En début de semaine, nous avons constaté que le cerveau développe facilement des automatismes, qui peuvent être dans certains cas très utiles et dans d'autres cas très distrayants : tout dépend du contexte. Par exemple, la tendance naturelle à se retourner au moindre bruit n'est pas très utile en classe, mais elle peut nous sauver la vie en traversant la rue.

Les distractions peuvent aussi prendre la forme d'une envie soudaine de regarder une vidéo sur internet au beau milieu de ses devoirs. Cette envie est déclenchée dans le cerveau par un système appelé "circuit de la récompense", dont la mission est simple : se souvenir de toutes les expériences associées par le passé à une sensation de plaisir et tenter de les renouveler, voire de les intensifier.

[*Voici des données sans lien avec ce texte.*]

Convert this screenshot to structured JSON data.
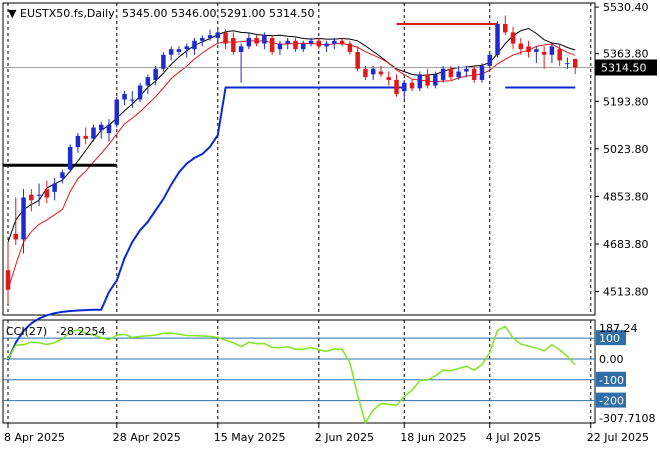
{
  "chart_data": [
    {
      "type": "candlestick",
      "title": "EUSTX50.fs,Daily",
      "ohlc_header": "5345.00 5346.00 5291.00 5314.50",
      "last_price": 5314.5,
      "last_price_label": "5314.50",
      "ylim": [
        4430,
        5545
      ],
      "y_ticks": [
        5530.4,
        5363.8,
        5193.8,
        5023.8,
        4853.8,
        4683.8,
        4513.8
      ],
      "y_tick_labels": [
        "5530.40",
        "5363.80",
        "5193.80",
        "5023.80",
        "4853.80",
        "4683.80",
        "4513.80"
      ],
      "x_tick_labels": [
        "8 Apr 2025",
        "28 Apr 2025",
        "15 May 2025",
        "2 Jun 2025",
        "18 Jun 2025",
        "4 Jul 2025",
        "22 Jul 2025"
      ],
      "x_tick_bars": [
        0,
        14,
        27,
        40,
        51,
        62,
        75
      ],
      "candles": [
        [
          4590,
          4690,
          4470,
          4520
        ],
        [
          4720,
          4850,
          4680,
          4700
        ],
        [
          4700,
          4880,
          4650,
          4850
        ],
        [
          4860,
          4880,
          4800,
          4840
        ],
        [
          4860,
          4900,
          4820,
          4860
        ],
        [
          4880,
          4910,
          4830,
          4850
        ],
        [
          4870,
          4920,
          4840,
          4900
        ],
        [
          4920,
          4950,
          4900,
          4940
        ],
        [
          4950,
          5040,
          4940,
          5030
        ],
        [
          5030,
          5080,
          5010,
          5070
        ],
        [
          5070,
          5100,
          5040,
          5060
        ],
        [
          5060,
          5110,
          5050,
          5100
        ],
        [
          5090,
          5120,
          5060,
          5110
        ],
        [
          5080,
          5130,
          5050,
          5110
        ],
        [
          5110,
          5210,
          5100,
          5200
        ],
        [
          5200,
          5230,
          5180,
          5220
        ],
        [
          5200,
          5230,
          5170,
          5200
        ],
        [
          5200,
          5260,
          5190,
          5250
        ],
        [
          5250,
          5290,
          5220,
          5280
        ],
        [
          5270,
          5320,
          5250,
          5310
        ],
        [
          5310,
          5370,
          5300,
          5360
        ],
        [
          5360,
          5390,
          5340,
          5380
        ],
        [
          5370,
          5390,
          5360,
          5380
        ],
        [
          5380,
          5400,
          5350,
          5390
        ],
        [
          5380,
          5420,
          5360,
          5410
        ],
        [
          5410,
          5430,
          5390,
          5420
        ],
        [
          5420,
          5450,
          5410,
          5430
        ],
        [
          5420,
          5460,
          5400,
          5440
        ],
        [
          5440,
          5450,
          5380,
          5400
        ],
        [
          5420,
          5440,
          5360,
          5370
        ],
        [
          5370,
          5400,
          5260,
          5390
        ],
        [
          5390,
          5440,
          5380,
          5420
        ],
        [
          5420,
          5430,
          5390,
          5400
        ],
        [
          5400,
          5440,
          5380,
          5430
        ],
        [
          5420,
          5430,
          5360,
          5370
        ],
        [
          5380,
          5410,
          5360,
          5400
        ],
        [
          5400,
          5420,
          5380,
          5410
        ],
        [
          5410,
          5420,
          5370,
          5380
        ],
        [
          5380,
          5410,
          5370,
          5400
        ],
        [
          5400,
          5420,
          5390,
          5410
        ],
        [
          5410,
          5420,
          5380,
          5390
        ],
        [
          5390,
          5410,
          5370,
          5400
        ],
        [
          5400,
          5420,
          5380,
          5410
        ],
        [
          5410,
          5420,
          5390,
          5400
        ],
        [
          5400,
          5410,
          5360,
          5370
        ],
        [
          5370,
          5390,
          5300,
          5310
        ],
        [
          5310,
          5320,
          5270,
          5280
        ],
        [
          5290,
          5320,
          5270,
          5310
        ],
        [
          5300,
          5320,
          5280,
          5290
        ],
        [
          5280,
          5300,
          5250,
          5270
        ],
        [
          5270,
          5290,
          5210,
          5220
        ],
        [
          5230,
          5270,
          5200,
          5260
        ],
        [
          5260,
          5270,
          5230,
          5240
        ],
        [
          5240,
          5300,
          5230,
          5290
        ],
        [
          5290,
          5310,
          5240,
          5250
        ],
        [
          5250,
          5300,
          5240,
          5290
        ],
        [
          5270,
          5320,
          5260,
          5310
        ],
        [
          5310,
          5320,
          5270,
          5280
        ],
        [
          5280,
          5320,
          5270,
          5300
        ],
        [
          5300,
          5320,
          5280,
          5310
        ],
        [
          5310,
          5320,
          5260,
          5270
        ],
        [
          5270,
          5330,
          5260,
          5320
        ],
        [
          5320,
          5370,
          5310,
          5360
        ],
        [
          5360,
          5480,
          5350,
          5470
        ],
        [
          5470,
          5500,
          5430,
          5440
        ],
        [
          5440,
          5460,
          5380,
          5400
        ],
        [
          5400,
          5420,
          5360,
          5380
        ],
        [
          5390,
          5410,
          5350,
          5370
        ],
        [
          5370,
          5390,
          5330,
          5380
        ],
        [
          5370,
          5390,
          5310,
          5360
        ],
        [
          5360,
          5400,
          5330,
          5390
        ],
        [
          5380,
          5400,
          5320,
          5340
        ],
        [
          5330,
          5350,
          5310,
          5330
        ],
        [
          5345,
          5346,
          5291,
          5314.5
        ]
      ],
      "cci_period": 27,
      "cci_label": "CCI(27)",
      "cci_value_label": "-28.2254",
      "cci_ylim": [
        -307.7108,
        187.24
      ],
      "cci_levels": [
        100,
        0,
        -100,
        -200
      ],
      "cci_level_labels": [
        "100",
        "0.00",
        "-100",
        "-200"
      ],
      "cci_max_label": "187.24",
      "cci_min_label": "-307.7108",
      "cci_ticks": [
        187.24,
        100,
        0,
        -100,
        -200,
        -307.7108
      ],
      "colors": {
        "bull": "#1f2bd0",
        "bear": "#e01818",
        "ma_black": "#000000",
        "ma_red": "#e01818",
        "stop_blue": "#0a2ad0",
        "cci": "#7fe620",
        "level_line": "#2f6fa8",
        "level_box": "#2f6fa8",
        "price_box_bg": "#000000",
        "grid": "#000000"
      }
    }
  ]
}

Il se manifeste à nous à travers de petites sensations d'excitation soudaines suivies d'un comportement d'approche, qui débute généralement par une attraction forte de l'attention vers l'objet ou l'activité convoitée ("Hmm... J'irai bien chercher un morceau de chocolat !"). Le circuit de la récompense participe donc au processus de décision dans le cerveau ("Que vais-je faire maintenant ?"), selon un principe de recherche de gratification immédiate.

C'est ce système qui va motiver une personne assoiffée à rechercher de l'eau (un comportement très utile). Mais c'est aussi lui qui obligera un toxicomane à se mettre en quête de sa substance favorite (franchement néfaste). Mais c'est lui encore qui nous donnera envie d'écouter notre opéra préféré (plutôt bien). Mais c'est toujours lui qui nous amènera à guetter compulsivement la moindre réaction à notre dernier tweet (à voir).

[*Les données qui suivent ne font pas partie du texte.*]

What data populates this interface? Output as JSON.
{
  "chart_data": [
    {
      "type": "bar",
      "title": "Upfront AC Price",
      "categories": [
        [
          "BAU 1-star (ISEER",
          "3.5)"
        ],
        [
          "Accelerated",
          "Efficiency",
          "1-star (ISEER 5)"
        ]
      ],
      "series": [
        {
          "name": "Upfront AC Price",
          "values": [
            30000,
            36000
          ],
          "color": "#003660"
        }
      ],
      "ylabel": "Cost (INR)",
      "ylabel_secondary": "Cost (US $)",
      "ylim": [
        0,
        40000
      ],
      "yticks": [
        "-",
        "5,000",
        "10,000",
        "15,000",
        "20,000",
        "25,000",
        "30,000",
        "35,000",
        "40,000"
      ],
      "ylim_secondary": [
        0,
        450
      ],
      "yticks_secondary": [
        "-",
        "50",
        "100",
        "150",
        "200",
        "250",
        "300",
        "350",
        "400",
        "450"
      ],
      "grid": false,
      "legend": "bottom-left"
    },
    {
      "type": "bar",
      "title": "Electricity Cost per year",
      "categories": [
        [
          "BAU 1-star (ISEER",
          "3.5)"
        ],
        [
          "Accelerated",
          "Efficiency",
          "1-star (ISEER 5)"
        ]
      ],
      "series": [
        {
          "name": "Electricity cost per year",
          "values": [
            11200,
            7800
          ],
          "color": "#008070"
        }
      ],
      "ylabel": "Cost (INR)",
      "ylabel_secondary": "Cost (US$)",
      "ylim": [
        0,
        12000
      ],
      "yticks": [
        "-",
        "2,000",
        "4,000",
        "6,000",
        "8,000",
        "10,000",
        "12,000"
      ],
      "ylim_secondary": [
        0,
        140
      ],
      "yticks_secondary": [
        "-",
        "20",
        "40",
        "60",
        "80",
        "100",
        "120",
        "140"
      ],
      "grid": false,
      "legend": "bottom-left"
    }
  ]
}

Savoir que ce système existe, et savoir reconnaître la sensation particulière qu'il génère à chaque fois qu'il s'active ("l'envie soudaine de") permet progressivement d'interpréter ses messages comme des "propositions" - et non des ordres - qu'on n'est pas obligé de suivre : "Je sais ce que tu veux, mais ce n'est pas une si bonne idée !" Et pourquoi ne pas développer la même attitude de "légère prise de recul" pour maîtriser petit à petit ses propres comportements automatiques : Est-ce vraiment ce que je souhaite faire ? Ai-je vraiment l'intention de regarder la télé ou est-ce que je l'allume de façon machinale, juste parce qu'elle est là devant moi ? Apprendre à apprivoiser son cerveau et son attention, en quelque sorte.